Several biopharmaceutical companies are currently developing EBV vaccines, and clinical trials of at least one candidate vaccine are in progress. However, Robinson noted that a preventive vaccine would need to be administered soon after birth to block EBV infection in the first place, since available vaccine strategies cannot clear the virus once it has established latency in host cells.

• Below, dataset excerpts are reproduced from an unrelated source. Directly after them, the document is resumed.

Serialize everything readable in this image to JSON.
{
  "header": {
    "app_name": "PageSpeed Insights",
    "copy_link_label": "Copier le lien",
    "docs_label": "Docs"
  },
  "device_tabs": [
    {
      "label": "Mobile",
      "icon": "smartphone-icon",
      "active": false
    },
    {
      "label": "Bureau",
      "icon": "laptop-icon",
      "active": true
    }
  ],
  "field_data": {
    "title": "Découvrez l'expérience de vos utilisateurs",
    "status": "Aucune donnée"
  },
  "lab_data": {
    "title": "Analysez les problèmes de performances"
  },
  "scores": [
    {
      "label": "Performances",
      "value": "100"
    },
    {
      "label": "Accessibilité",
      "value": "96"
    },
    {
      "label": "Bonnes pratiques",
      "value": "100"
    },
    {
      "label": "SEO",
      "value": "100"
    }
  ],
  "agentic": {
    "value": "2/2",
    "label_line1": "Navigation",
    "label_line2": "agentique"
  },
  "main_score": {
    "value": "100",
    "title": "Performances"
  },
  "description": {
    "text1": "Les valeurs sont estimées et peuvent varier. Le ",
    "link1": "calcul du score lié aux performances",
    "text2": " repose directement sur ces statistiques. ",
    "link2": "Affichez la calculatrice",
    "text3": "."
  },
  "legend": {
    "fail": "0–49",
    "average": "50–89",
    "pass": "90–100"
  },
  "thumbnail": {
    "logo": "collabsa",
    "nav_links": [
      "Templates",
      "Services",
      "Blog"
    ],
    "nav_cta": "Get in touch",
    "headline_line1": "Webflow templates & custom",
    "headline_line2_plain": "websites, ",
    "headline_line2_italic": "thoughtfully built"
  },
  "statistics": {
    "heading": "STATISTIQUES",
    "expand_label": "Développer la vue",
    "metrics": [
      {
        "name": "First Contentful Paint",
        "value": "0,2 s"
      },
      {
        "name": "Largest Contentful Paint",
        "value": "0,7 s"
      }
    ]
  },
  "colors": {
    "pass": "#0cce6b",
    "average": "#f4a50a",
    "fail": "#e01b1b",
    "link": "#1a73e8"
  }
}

The work has implications not only for vaccination strategies but also for potential therapies that directly target EBV-infected B cells in patients with established lupus. Stanford University’s Office of Technology Licensing has filed a provisional patent application in relation to intellectual property arising from the study’s findings and from the technologies used. Robinson, Younis and co-author Dr. Mahesh Pandit, a postdoctoral scholar in immunology and rheumatology, are listed as inventors on the application.

The three scientists are co-founders and shareholders of EBVio Incorporated (EBVio Inc.), a company that explores a prospective lupus therapy, ultradeep B-cell depletion. In this experimental procedure, clinicians would eliminate essentially all circulating B cells, which the bone marrow would then replace over several months with fresh B cells that are free of EBV. By uncovering how a latent virus in a tiny fraction of B cells can orchestrate a broad autoimmune attack, the study has provided a mechanistic framework that may guide both preventive vaccination and targeted therapy for lupus and perhaps for other autoimmune conditions that have long puzzled immunologists.